Although it contains only four songs (two drawn from Living Eyes), the extremely belated More Fun! is the definitive live Birdman record (there are scads of bootlegs as well). Under the Ashes is a boxed set (available on vinyl or double-CD) of the band’s entire legit catalogue: both editions of Radios Appear, Living Eyes, Burn My Eye (here a 12-inch), More Fun, a remix of the 1978 “Aloha Steve & Danno” single and the New Race album, The First and the Last.

Rob Younger is probably more responsible than anyone (aside, perhaps, from Iggy himself) for promulgating the aggro-heavy Stoogian feel that imbues so many Down Underground bands. With the Sydney-based New Christs, Younger continued to serve notice as to who, exactly, are the punks and who is the godfather.

Detritus culls four tracks from the band’s second and third singles. (The first, a 1981 threat entitled “Face a New God,” remains uncompiled.) Considering the lack of lineup consistency (no fewer than three axemen — Screaming Tribesman Chris Mazuak [sic], Celibate Rifle Kent Steedman and Lime Spider Richard Jakimyszyn — take turns cranking it to eleven), there’s a magnificently undiluted attitude in both the Dee-troit non-stops (“No Next Time,” “Sun God”) and the less mannered brooders (“Born Out of Time”).
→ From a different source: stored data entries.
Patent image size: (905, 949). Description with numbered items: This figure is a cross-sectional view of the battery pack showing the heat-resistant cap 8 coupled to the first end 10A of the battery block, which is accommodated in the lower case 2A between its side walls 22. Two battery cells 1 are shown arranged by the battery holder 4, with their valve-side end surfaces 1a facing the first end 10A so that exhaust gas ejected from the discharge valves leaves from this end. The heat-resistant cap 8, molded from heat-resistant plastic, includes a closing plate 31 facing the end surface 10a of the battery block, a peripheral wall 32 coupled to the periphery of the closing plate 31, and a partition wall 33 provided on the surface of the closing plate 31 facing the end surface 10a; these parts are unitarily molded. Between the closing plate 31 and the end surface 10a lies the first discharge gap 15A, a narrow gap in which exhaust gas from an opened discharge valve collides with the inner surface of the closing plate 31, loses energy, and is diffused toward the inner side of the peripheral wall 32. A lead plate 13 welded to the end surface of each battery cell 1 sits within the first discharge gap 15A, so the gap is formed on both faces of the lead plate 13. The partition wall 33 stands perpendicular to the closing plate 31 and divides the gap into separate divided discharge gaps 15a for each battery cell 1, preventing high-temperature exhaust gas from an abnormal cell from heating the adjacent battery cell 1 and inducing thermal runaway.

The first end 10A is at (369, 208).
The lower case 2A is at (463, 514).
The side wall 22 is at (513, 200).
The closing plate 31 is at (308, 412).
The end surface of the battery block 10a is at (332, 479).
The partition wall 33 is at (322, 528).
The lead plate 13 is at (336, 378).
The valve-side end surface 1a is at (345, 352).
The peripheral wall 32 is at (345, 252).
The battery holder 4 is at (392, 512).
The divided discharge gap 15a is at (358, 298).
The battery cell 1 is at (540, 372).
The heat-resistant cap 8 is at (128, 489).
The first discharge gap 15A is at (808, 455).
Divine Rites, also assembled from 7-inch tracks, boasts a solidified cast, including the underrated ex-Barracudas bassist Jim Dickson, and an exponentially less derivative palette. While there are some lighter moments (the mutant surf ditty “You’ll Never Catch My Wave” isn’t all that far from the Hoodoo Gurus), Younger’s developing a bitter, morbid vision not unlike Fear-era John Cale. The triad of “Dropping Like Flies,” “Addiction” and “Dead Girl” makes for a particularly harrowing close.

The sudden mid-screech start of “No Way on Earth” sets the dark, brooding tone for Distemper, and the apocalyptic tone carries through the crashing “There’s No Time,” the piano-drizzled “Burning of Rome” and the discordant fairground wheeze “Circus of Sour” — making the disc nothing short of a 40-minute call to emotional jihad.

Recorded live in Germany, the four-song Rob and the Rifles EP sees both Younger and the (Celibate) Rifles in peak form, with Steedman wrenching some lovingly crazed leads from the bones of such chestnuts as “She’s So Fine” and “Shakin’ All Over.” The fi is surprisingly hi, considering the dubious origins; Younger’s limber yowl is far looser than the studio environment had previously allowed. Rockin’!